Building a Smart Retail Shopping Assistant PART 1

Abirami Sukumaran

Published in

Google Cloud - Community

10 min readJun 3, 2024

A Deep Dive into Knowledge-Driven Conversational AI

Introduction

In today’s fast-paced retail landscape, delivering exceptional customer service while enabling personalized shopping experiences is paramount. We’ll take you on a technical journey through the creation of a knowledge-driven chat application designed to answer customer questions, guide product discovery, and tailor search results. This innovative solution combines the power of AlloyDB for data storage, an in-house analytics engine for contextual understanding, Gemini (Large Language Model) for relevance validation, and Google’s Agent Builder for quickly bootstrapping an intelligent conversational assistant.

The Big Picture — A Knowledge-Driven Approach

The Challenge: Modern retail customers expect instant answers and product recommendations that align with their unique preferences. Traditional search methods often fall short of providing this level of personalization.

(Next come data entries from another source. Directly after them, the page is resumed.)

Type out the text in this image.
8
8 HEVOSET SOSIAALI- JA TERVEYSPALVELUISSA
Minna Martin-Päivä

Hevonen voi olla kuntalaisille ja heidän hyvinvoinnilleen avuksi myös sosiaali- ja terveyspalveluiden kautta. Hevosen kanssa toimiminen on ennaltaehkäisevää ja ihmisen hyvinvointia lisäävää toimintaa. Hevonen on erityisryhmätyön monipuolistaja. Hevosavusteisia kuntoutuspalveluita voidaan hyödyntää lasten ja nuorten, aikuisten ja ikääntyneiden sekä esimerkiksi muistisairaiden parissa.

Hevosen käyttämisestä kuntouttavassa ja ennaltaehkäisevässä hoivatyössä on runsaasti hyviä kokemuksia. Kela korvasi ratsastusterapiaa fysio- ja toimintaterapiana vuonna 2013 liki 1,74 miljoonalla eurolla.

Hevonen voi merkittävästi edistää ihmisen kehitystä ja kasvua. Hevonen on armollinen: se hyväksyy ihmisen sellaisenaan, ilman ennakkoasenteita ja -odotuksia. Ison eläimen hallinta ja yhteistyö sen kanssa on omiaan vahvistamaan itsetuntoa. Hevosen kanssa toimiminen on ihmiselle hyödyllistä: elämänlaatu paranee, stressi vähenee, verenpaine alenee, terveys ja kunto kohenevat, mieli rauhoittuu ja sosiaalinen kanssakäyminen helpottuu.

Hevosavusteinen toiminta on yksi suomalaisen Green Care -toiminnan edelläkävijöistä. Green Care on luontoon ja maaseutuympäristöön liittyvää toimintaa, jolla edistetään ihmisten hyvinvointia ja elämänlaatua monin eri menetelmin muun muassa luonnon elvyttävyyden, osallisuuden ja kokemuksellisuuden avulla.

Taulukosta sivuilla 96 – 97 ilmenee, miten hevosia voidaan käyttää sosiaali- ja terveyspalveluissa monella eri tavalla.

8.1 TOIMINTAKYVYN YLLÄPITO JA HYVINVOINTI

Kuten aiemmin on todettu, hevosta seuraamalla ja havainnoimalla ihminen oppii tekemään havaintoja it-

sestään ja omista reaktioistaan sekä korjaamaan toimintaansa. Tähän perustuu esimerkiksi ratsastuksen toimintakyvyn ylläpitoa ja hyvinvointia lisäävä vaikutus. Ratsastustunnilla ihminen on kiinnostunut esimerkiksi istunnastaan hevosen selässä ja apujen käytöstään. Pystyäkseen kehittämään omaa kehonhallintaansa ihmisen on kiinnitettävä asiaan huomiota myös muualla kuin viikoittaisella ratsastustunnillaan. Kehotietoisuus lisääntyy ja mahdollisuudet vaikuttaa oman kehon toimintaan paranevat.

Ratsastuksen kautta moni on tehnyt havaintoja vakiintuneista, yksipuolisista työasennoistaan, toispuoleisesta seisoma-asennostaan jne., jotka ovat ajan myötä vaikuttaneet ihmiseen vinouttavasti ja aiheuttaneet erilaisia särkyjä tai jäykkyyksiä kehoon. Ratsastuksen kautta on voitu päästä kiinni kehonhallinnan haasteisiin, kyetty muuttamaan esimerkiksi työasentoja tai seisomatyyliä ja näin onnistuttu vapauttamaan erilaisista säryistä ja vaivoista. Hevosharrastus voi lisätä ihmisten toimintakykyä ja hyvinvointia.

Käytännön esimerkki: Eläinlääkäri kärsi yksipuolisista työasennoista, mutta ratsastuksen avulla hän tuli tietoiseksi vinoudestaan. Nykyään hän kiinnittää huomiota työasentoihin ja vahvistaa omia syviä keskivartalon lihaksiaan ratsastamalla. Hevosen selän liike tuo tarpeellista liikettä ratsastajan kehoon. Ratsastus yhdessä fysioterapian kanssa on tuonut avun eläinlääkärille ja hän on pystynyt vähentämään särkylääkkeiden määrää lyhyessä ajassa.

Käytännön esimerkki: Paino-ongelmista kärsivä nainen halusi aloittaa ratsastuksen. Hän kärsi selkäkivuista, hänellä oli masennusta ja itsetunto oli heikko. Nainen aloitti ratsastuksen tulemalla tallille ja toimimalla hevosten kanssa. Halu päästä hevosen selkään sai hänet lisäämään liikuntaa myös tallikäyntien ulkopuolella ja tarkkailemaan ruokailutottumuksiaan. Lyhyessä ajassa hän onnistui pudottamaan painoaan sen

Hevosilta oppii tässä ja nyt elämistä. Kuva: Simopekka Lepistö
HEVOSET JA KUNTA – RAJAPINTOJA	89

The Solution: Our knowledge-driven chat application tackles this challenge head-on. It leverages a rich knowledge base derived from your retail data to understand customer intent, respond intelligently, and deliver hyper-relevant results.

Core Components:

AlloyDB: This fully managed PostgreSQL-compatible database serves as our primary data store. It’s optimized for transactional workloads and offers the scalability and performance needed to handle our retail data efficiently.
Analytics Engine: This custom-built engine performs the heavy lifting of transforming raw data into actionable insights. It extracts context, creates embeddings, and drives the search for relevant information.
Generative AI Model: The generative AI model that we will use as a quality control filter for the match results. It evaluates the potential responses generated by our analytics engine, ensuring that they align with the user’s intent and filtering out any irrelevant or potentially harmful content.
Agent Builder: This tool simplifies the process of creating conversational agents. We integrate our analytics engine as an API source, enabling natural language interactions between customers and our intelligent assistant.

Architecture

Data Flow: Let’s take a closer look at how data moves through our system:

Ingestion: Retail data (inventory, product descriptions, customer interactions) is continuously loaded into AlloyDB.
Analytics Engine Processing:
We will use AlloyDB as the analytics engine to perform the below:

Context Extraction: The engine analyzes the data stored within AlloyDB to understand relationships between products, categories, customer behavior, etc as applicable.
Embedding Creation: Embeddings (mathematical representations of text) are generated for both the user’s query and the information stored in AlloyDB.
Vector Search: The engine performs a similarity search, comparing the query embedding to the embeddings of product descriptions, reviews, and other relevant data. This identifies the 25 most relevant “nearest neighbors.”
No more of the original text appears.